BTW, the new cdrecord looks nice indeed. Before, I only used the one maintained by that self-centered dude with attitude... No idea who maintains this one, but it seems working ok.

Syndicated 2008-04-07 03:28:25 from Pete Zaitcev

22 Mar 2008 (updated 2 Apr 2008 at 01:08 UTC) »

What Would Rusty Say?

One of the many great things Rusty has done was introducing the Misuse Levels of APIs (in OLS 03 keynote, slide 30 and beyond). I had a run-in with something of that nature last week.

Here's an interface:

 * blk_end_request - Helper function for drivers to complete the request.
 * @rq:       the request being processed
 * @error:    0 for success, < 0 for error
 * @nr_bytes: number of bytes to complete
 * Description:
 *     Ends I/O on a number of bytes attached to @rq.
 *     If @rq has leftover, sets it up for the next range of segments.
 * Return:
 *     0 - we are done with this request
 *     1 - still buffers pending for this request
int blk_end_request(struct request *rq, int error, unsigned int nr_bytes)

What do you think the "number of bytes to complete" is? It seemed natural to me that it's the number of bytes which was transferred (and thus, it can be smaller than the number of bytes remembered in the request). This is how I would design an API. But in this case, nr_bytes is the number of bytes which was in the request initially. As such, it is greater than the request->data_len, which drivers modify to indicate the residue.

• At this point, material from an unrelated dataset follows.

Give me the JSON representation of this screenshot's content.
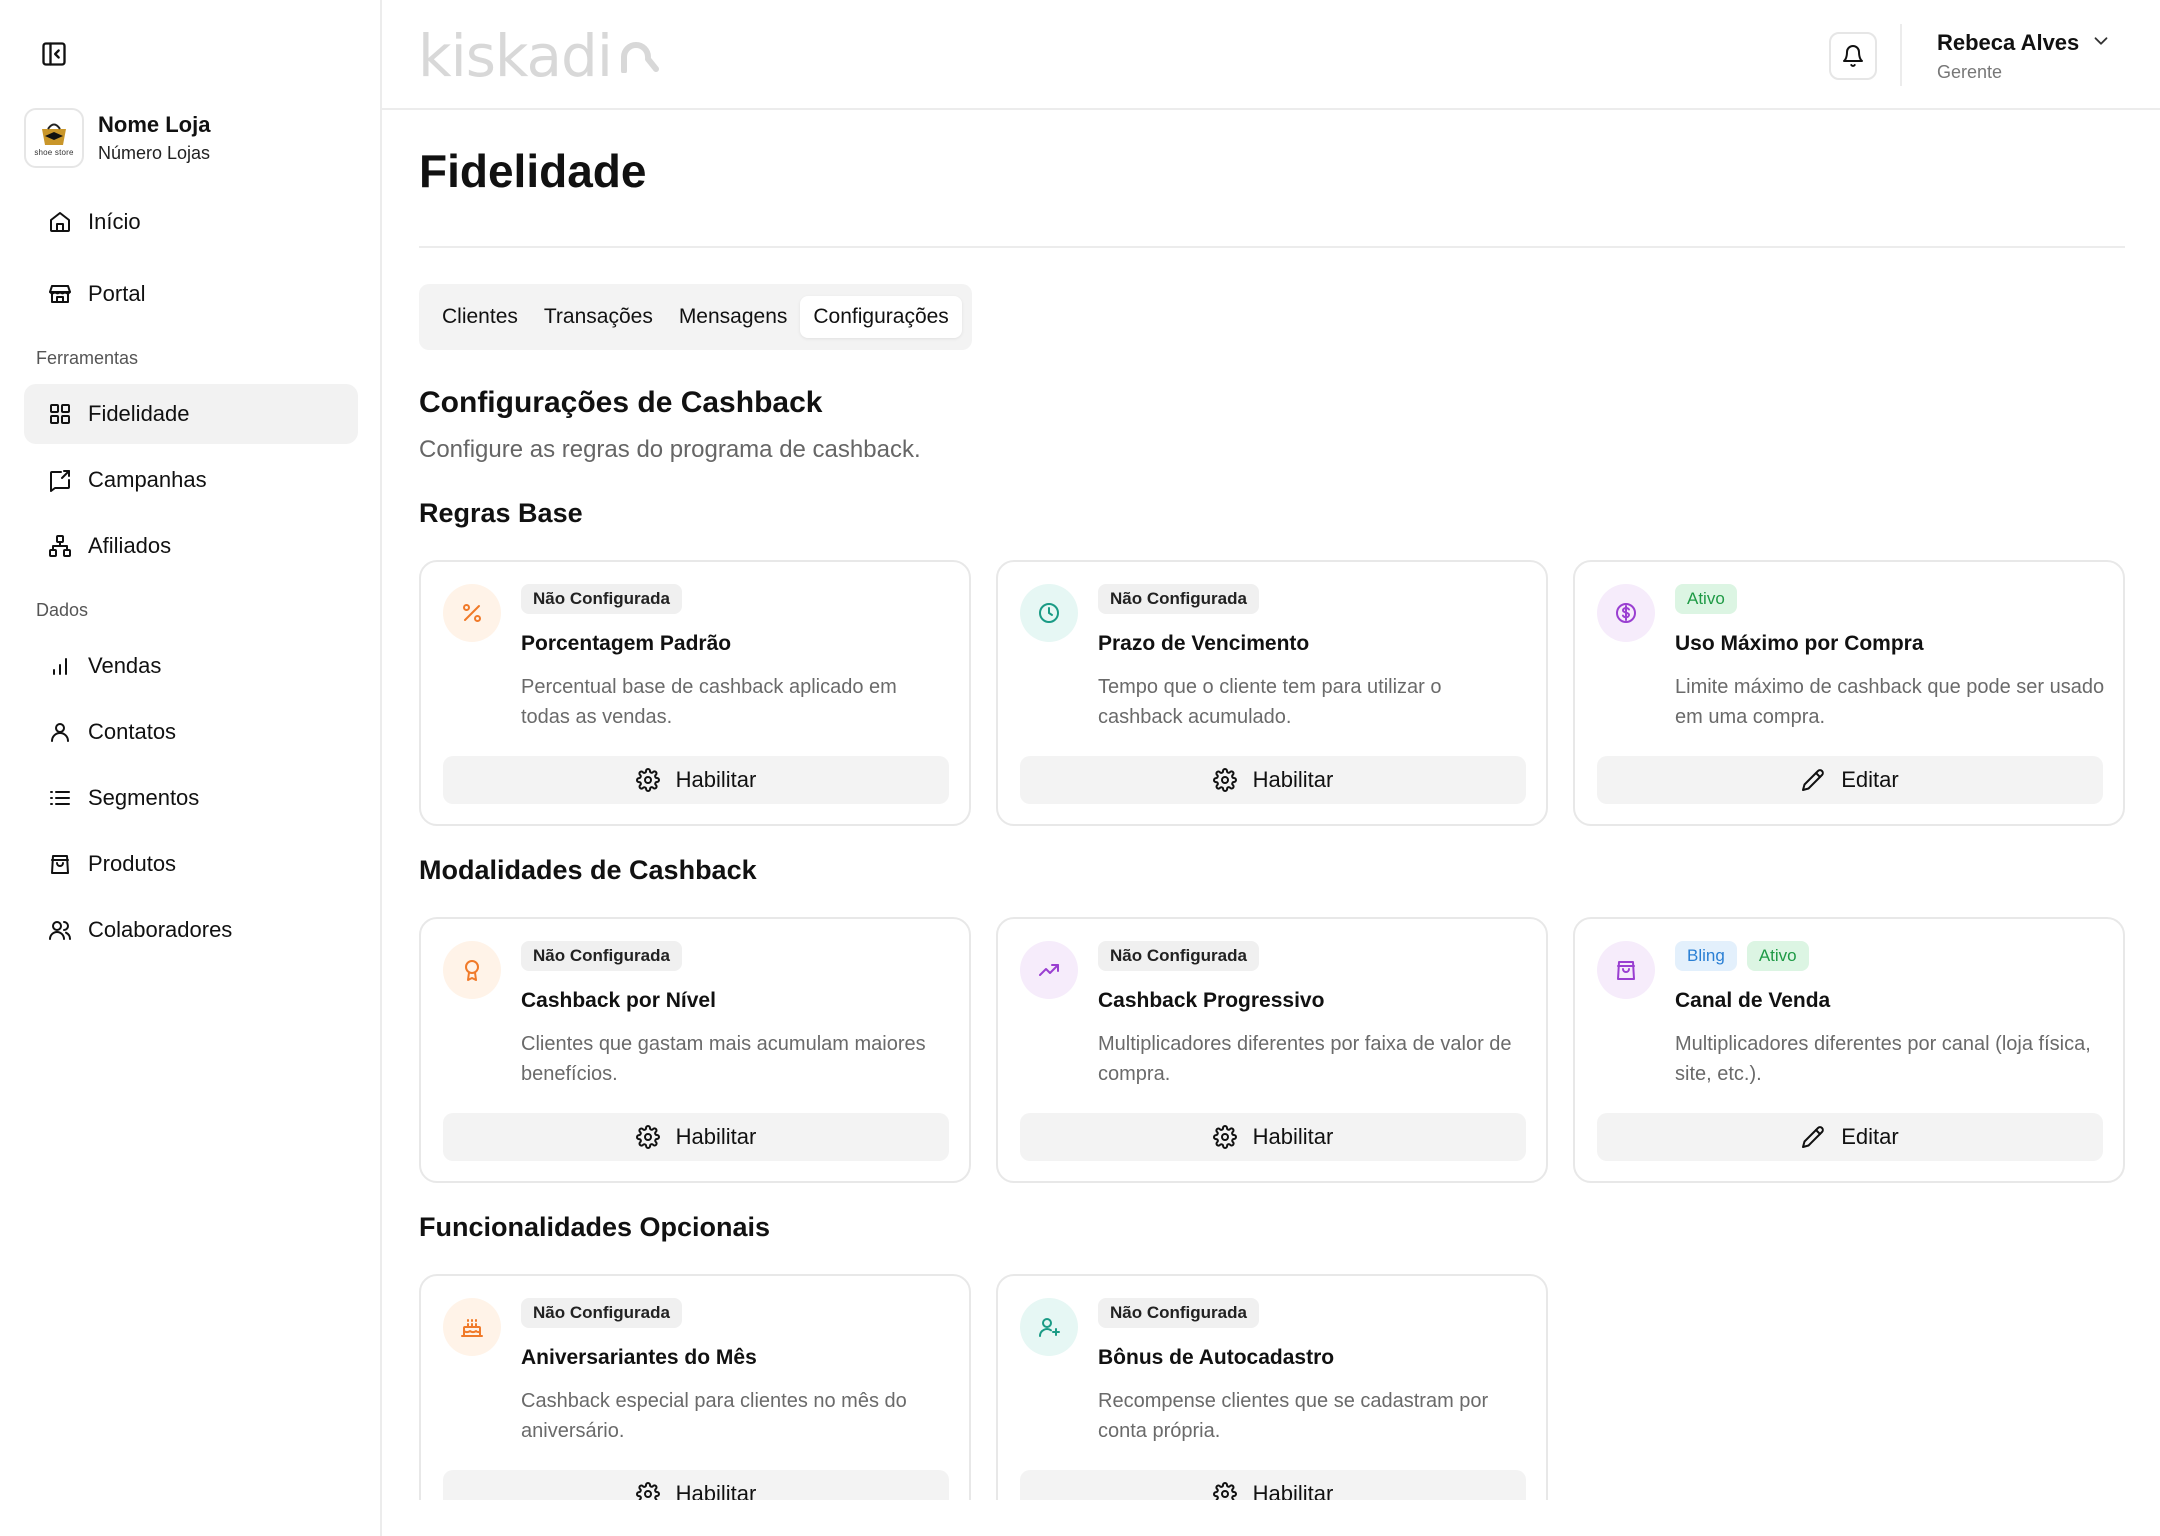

I think this has something to do with Tomo's & Jens' desire to avoid modifying drivers which poke ->data_len today (indeed, the code doing so in ub remained unchanged). If so, the price is too steep, IMHO.

Curiously, the designers of the API themselves misused it when they converted ub. They called __blk_end_request() with and argument of blk_rq_bytes(rq), but since ub modifies ->data_len, it guaranteed a failure for packet requests.

Everything seems to be working now, but I suspect that 2.6.25 is going to ship with a broken ub (thank Chris Wright for the Stable Tree).

UPDATE: See also a blog article (same server, but helps if Rusty decides to reshuffle his home directory).

Syndicated 2008-03-22 04:49:37 (Updated 2008-04-02 00:22:24) from Pete Zaitcev

Irony of the day

Seen today:

23015 root      20   0  311m  63m  S  1.0  7.4 148:50.50 Xorg   
23661 zaitcev   20   0  446m 9324  S  1.0  1.1 117:00.18 gnome-power-man

So, the process which is supposed to save my CPU cycles is responsible for consuming almost as much as X server, which does a heck of a lot of work. Isn't it ironic?

I suspect Gnome Power Manager loses its mind when I close the lid overnight.

Syndicated 2008-03-21 05:04:59 from Pete Zaitcev

The LJ dorama

I welcome the deprecation of "free" LJ accounts. I always found it unfair and unsustainable how paying users subsidized unpaid users. As for Brad, being a former honcho gives him some insight points, but not too many. Look at Craig, does he blog about dumb people turning his website into something he does not like?

Syndicated 2008-03-18 23:29:39 from Pete Zaitcev

When release is not

Spent a weekend on a bug which looked like some interesting race, but in fact was just a simple logic error. Result is a trivial one line patch, I'm two days older and not an iota smarter.

BTW, our input subsystem is really convoluted. I'm not surprised bugs like this happen.

Syndicated 2008-03-18 07:33:00 from Pete Zaitcev


A minute ago I pulled a mouse out of my laptop and the X server crashed. The last messages in Xorg.0.log were:

(EE) Read error: No such device (19, -1 != 24)
(II) Microsoft Microsoft USB Wireless Mouse: Off

This happened because Xorg server force-loads evdev contrary to my xorg.conf, and we all know that evdev is a crash city.

It's a good thing I was born and raised back when this sort of thing was expected every day, so X cannot catch me with a half-entered bug report in a browser. Also, it seems that Vim finally learned to remove dead .swp files without annoying users.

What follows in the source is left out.